Super sting: Superannuation fees come under fire from the Grattan Institute

The introduction of a tender process to select low-fee default superannuation funds for new workers would help reduce high super fees for individuals, according to a report published today by the Grattan Institute.

The Grattan Institute’s report Super Sting: How to stop Australians paying too much for superannuation, reveals Australian workers are paying around $10 billion, or 50%, more than what they should be in superannuation fees.

Based on the current fee levels, the average worker’s retirement savings will be docked 20% over their working life.

The institute wants the government to make it easier for individuals to swap superannuation funds by directing taxpayers to an ATO-hosted platform that compares their funds’ fees with the default fund when they submit their annual tax returns.

Once on the platform, individuals would be able to click a single button to switch their super to the default fund.

The proposal would likely boost the number of people opting to change super funds, creating additional paperwork for small business owners.

However, the Grattan Institute’s productivity growth program director and author of the report, Jim Minifie, told SmartCompany the institute does not expect the proposals would have a disruptive impact on small business.

“We’ve designed the system to be as painless as possible,” said Minifie, who said the proposals are designed to operate within the ATO’s existing infrastructure.

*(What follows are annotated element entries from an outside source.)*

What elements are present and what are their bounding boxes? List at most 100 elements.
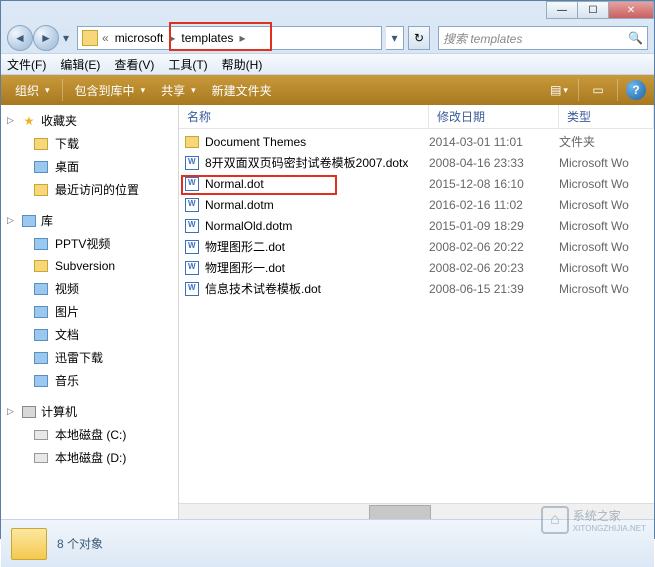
file-type: Microsoft Wo	[559, 282, 629, 296]
help-button[interactable]: ?	[626, 80, 646, 100]
address-bar[interactable]: « microsoft ▸ templates ▸	[77, 26, 382, 50]
maximize-button[interactable]: ☐	[577, 1, 609, 19]
file-name: 8开双面双页码密封试卷模板2007.dotx	[205, 154, 429, 171]
preview-pane-button[interactable]: ▭	[587, 79, 609, 101]
sidebar-favorites-header[interactable]: ▷ ★ 收藏夹	[1, 109, 178, 132]
search-icon[interactable]: 🔍	[628, 31, 643, 45]
file-date: 2008-02-06 20:23	[429, 261, 559, 275]
sidebar-item-xunlei[interactable]: 迅雷下载	[1, 346, 178, 369]
minimize-button[interactable]: —	[546, 1, 578, 19]
horizontal-scrollbar[interactable]	[179, 503, 654, 519]
file-type: Microsoft Wo	[559, 219, 629, 233]
panel-icon: ▭	[592, 83, 603, 97]
file-type: Microsoft Wo	[559, 177, 629, 191]
path-overflow-icon[interactable]: «	[100, 31, 111, 45]
word-doc-icon	[183, 155, 201, 171]
sidebar-item-desktop[interactable]: 桌面	[1, 155, 178, 178]
file-row[interactable]: 信息技术试卷模板.dot2008-06-15 21:39Microsoft Wo	[179, 278, 654, 299]
sidebar-item-documents[interactable]: 文档	[1, 323, 178, 346]
organize-button[interactable]: 组织▾	[9, 82, 56, 99]
file-row[interactable]: 8开双面双页码密封试卷模板2007.dotx2008-04-16 23:33Mi…	[179, 152, 654, 173]
refresh-icon: ↻	[414, 31, 424, 45]
sidebar-item-subversion[interactable]: Subversion	[1, 255, 178, 277]
file-list-pane: 名称 修改日期 类型 Document Themes2014-03-01 11:…	[179, 105, 654, 519]
file-date: 2015-01-09 18:29	[429, 219, 559, 233]
chevron-right-icon[interactable]: ▸	[237, 31, 247, 45]
sidebar-item-disk-c[interactable]: 本地磁盘 (C:)	[1, 423, 178, 446]
file-type: Microsoft Wo	[559, 240, 629, 254]
search-placeholder: 搜索 templates	[443, 30, 522, 47]
file-list[interactable]: Document Themes2014-03-01 11:01文件夹8开双面双页…	[179, 129, 654, 503]
twisty-icon[interactable]: ▷	[7, 115, 17, 126]
breadcrumb-templates[interactable]: templates	[179, 31, 235, 45]
star-icon: ★	[21, 113, 37, 129]
sidebar-item-recent[interactable]: 最近访问的位置	[1, 178, 178, 201]
download-icon	[33, 136, 49, 152]
file-type: Microsoft Wo	[559, 198, 629, 212]
forward-button[interactable]: ►	[33, 25, 59, 51]
titlebar[interactable]: — ☐ ✕	[1, 1, 654, 23]
sidebar-computer-header[interactable]: ▷ 计算机	[1, 400, 178, 423]
navigation-pane[interactable]: ▷ ★ 收藏夹 下载 桌面 最近访问的位置 ▷ 库 PPTV视频 Subvers…	[1, 105, 179, 519]
sidebar-item-downloads[interactable]: 下载	[1, 132, 178, 155]
sidebar-libraries-header[interactable]: ▷ 库	[1, 209, 178, 232]
file-row[interactable]: Normal.dotm2016-02-16 11:02Microsoft Wo	[179, 194, 654, 215]
word-doc-icon	[183, 239, 201, 255]
main-body: ▷ ★ 收藏夹 下载 桌面 最近访问的位置 ▷ 库 PPTV视频 Subvers…	[1, 105, 654, 519]
chevron-down-icon: ▾	[191, 85, 196, 96]
folder-icon	[183, 134, 201, 150]
library-icon	[21, 213, 37, 229]
back-button[interactable]: ◄	[7, 25, 33, 51]
column-date[interactable]: 修改日期	[429, 105, 559, 128]
file-row[interactable]: Normal.dot2015-12-08 16:10Microsoft Wo	[179, 173, 654, 194]
search-input[interactable]: 搜索 templates 🔍	[438, 26, 648, 50]
sidebar-item-pictures[interactable]: 图片	[1, 300, 178, 323]
twisty-icon[interactable]: ▷	[7, 406, 17, 417]
sidebar-item-video[interactable]: 视频	[1, 277, 178, 300]
file-date: 2016-02-16 11:02	[429, 198, 559, 212]
twisty-icon[interactable]: ▷	[7, 215, 17, 226]
menu-help[interactable]: 帮助(H)	[222, 56, 263, 73]
file-row[interactable]: 物理图形二.dot2008-02-06 20:22Microsoft Wo	[179, 236, 654, 257]
sidebar-item-pptv[interactable]: PPTV视频	[1, 232, 178, 255]
command-bar: 组织▾ 包含到库中▾ 共享▾ 新建文件夹 ▤▾ ▭ ?	[1, 75, 654, 105]
folder-icon	[82, 30, 98, 46]
status-text: 8 个对象	[57, 535, 103, 552]
view-mode-button[interactable]: ▤▾	[548, 79, 570, 101]
video-icon	[33, 236, 49, 252]
file-name: NormalOld.dotm	[205, 219, 429, 233]
file-date: 2008-04-16 23:33	[429, 156, 559, 170]
nav-history-dropdown[interactable]: ▾	[59, 28, 73, 48]
forward-arrow-icon: ►	[40, 31, 52, 45]
address-dropdown[interactable]: ▾	[386, 26, 404, 50]
sidebar-item-music[interactable]: 音乐	[1, 369, 178, 392]
file-type: Microsoft Wo	[559, 156, 629, 170]
share-button[interactable]: 共享▾	[155, 82, 202, 99]
file-date: 2014-03-01 11:01	[429, 135, 559, 149]
file-row[interactable]: 物理图形一.dot2008-02-06 20:23Microsoft Wo	[179, 257, 654, 278]
menu-tools[interactable]: 工具(T)	[168, 56, 207, 73]
column-type[interactable]: 类型	[559, 105, 654, 128]
menu-view[interactable]: 查看(V)	[114, 56, 154, 73]
close-button[interactable]: ✕	[608, 1, 654, 19]
file-name: 物理图形一.dot	[205, 259, 429, 276]
sidebar-item-disk-d[interactable]: 本地磁盘 (D:)	[1, 446, 178, 469]
file-row[interactable]: Document Themes2014-03-01 11:01文件夹	[179, 131, 654, 152]
disk-icon	[33, 427, 49, 443]
recent-icon	[33, 182, 49, 198]
refresh-button[interactable]: ↻	[408, 26, 430, 50]
include-library-button[interactable]: 包含到库中▾	[69, 82, 152, 99]
download-icon	[33, 350, 49, 366]
menu-edit[interactable]: 编辑(E)	[60, 56, 100, 73]
file-date: 2008-06-15 21:39	[429, 282, 559, 296]
file-row[interactable]: NormalOld.dotm2015-01-09 18:29Microsoft …	[179, 215, 654, 236]
chevron-right-icon[interactable]: ▸	[167, 31, 177, 45]
breadcrumb-microsoft[interactable]: microsoft	[113, 31, 166, 45]
separator	[578, 79, 579, 101]
column-name[interactable]: 名称	[179, 105, 429, 128]
separator	[62, 79, 63, 101]
sidebar-label: 库	[41, 212, 53, 229]
new-folder-button[interactable]: 新建文件夹	[206, 82, 278, 99]
menu-file[interactable]: 文件(F)	[7, 56, 46, 73]
file-date: 2008-02-06 20:22	[429, 240, 559, 254]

While Minifie said it is “conceivable” that the process could affect small business owners in the short term if large numbers of workers opted to change super funds, he expects the number of people swapping funds would decrease over time.

Minifie said the institute’s proposals are designed to “preserve the current superannuation arrangements as much as possible”, with a focus to remain on choice between providers. He also said the Grattan Institute is not recommending the introduction of a government-run default fund.

Instead, the proposals are aimed at placing “intense price pressure” on super funds which would be competing in a tender process every two or three years to be selected as one of the default funds for new workers entering the workplace.

Minifie said around 70% of Australian workers have super in default funds, which are currently selected by employers or stipulated in awards. However, many of these workers are disengaged and not aware of the high level of fees that are taken out of their retirement savings each year.

The introduction of a tender process for default super funds is modelled on the experience of other countries such as Chile, which introduced a similar system in 2010. Since that time, super fees for new workers have dropped by 65%.

According to the institute, the level of super fees paid by Australians has remained relatively unchanged over the past decade, despite an almost tripling of the size of the country’s superannuation system, which should have resulted in lower fees.